In Defying the Odds, we discuss Trump's dishonesty and his record of disregarding the rule of law. Our next book, Divided We Stand, looks at the 2020 election and the January 6 insurrection. Some Republican leaders -- and a measurable number of rank-and-file voters -- are open to violent rebellion, coups, and secession.
Michael Schaffer at Politico:
Is Kevin McCarthy a great big dummy?
That’s not a rhetorical question. Read between the lines of some of the coverage during McCarthy’s 15 years in Congress and you start to suspect that many folks who pay close attention to our likely next House Speaker don’t think he’s the sharpest tool in the shed.
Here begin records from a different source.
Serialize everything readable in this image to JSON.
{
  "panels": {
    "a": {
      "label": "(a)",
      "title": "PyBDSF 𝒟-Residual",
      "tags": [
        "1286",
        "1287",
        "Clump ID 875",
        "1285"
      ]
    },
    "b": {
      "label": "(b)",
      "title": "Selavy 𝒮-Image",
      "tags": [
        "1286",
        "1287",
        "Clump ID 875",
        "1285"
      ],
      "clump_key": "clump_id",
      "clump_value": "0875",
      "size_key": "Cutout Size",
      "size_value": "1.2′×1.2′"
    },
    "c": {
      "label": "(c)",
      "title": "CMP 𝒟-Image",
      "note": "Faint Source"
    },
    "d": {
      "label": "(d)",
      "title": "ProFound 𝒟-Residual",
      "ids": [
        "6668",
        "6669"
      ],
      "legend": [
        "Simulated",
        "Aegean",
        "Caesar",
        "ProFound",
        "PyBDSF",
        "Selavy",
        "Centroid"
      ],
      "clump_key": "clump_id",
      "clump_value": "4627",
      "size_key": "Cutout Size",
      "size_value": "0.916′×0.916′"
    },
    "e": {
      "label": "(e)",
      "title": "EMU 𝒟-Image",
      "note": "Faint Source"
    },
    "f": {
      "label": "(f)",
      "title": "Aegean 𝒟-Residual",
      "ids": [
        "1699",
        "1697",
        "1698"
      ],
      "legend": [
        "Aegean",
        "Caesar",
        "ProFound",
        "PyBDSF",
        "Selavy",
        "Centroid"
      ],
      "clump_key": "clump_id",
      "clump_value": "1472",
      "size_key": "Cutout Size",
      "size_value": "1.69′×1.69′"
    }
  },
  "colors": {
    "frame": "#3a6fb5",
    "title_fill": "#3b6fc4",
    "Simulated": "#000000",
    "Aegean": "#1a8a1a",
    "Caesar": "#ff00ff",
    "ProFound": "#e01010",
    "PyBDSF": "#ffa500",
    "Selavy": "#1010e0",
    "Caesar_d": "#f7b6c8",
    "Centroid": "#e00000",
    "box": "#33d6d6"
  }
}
The hints slip in, often as asides: McCarthy is “a golden retriever of a man,” “not known for being a policy wonk,” “not known for his immersion in policy details,” “not known to have a mind for policy,” “a coastal extrovert of ambiguous ideological portfolio who … would far rather talk about personalities than the tax code” and “not necessarily a policy wonk or political mastermind like his predecessors in House leadership.” His elevation would mean that “even though the fractured House Republican caucus may benefit from McCarthy’s networking abilities, others may have to step up to help filter out the details of policy quagmires to come.” No wonder “many believe he lacks the political and tactical gravitas to be a force” and “there are those who privately question his policy chops and intellectual abilities.”
It’s not hard to conclude that the authors of these lines may be trying to tell us something.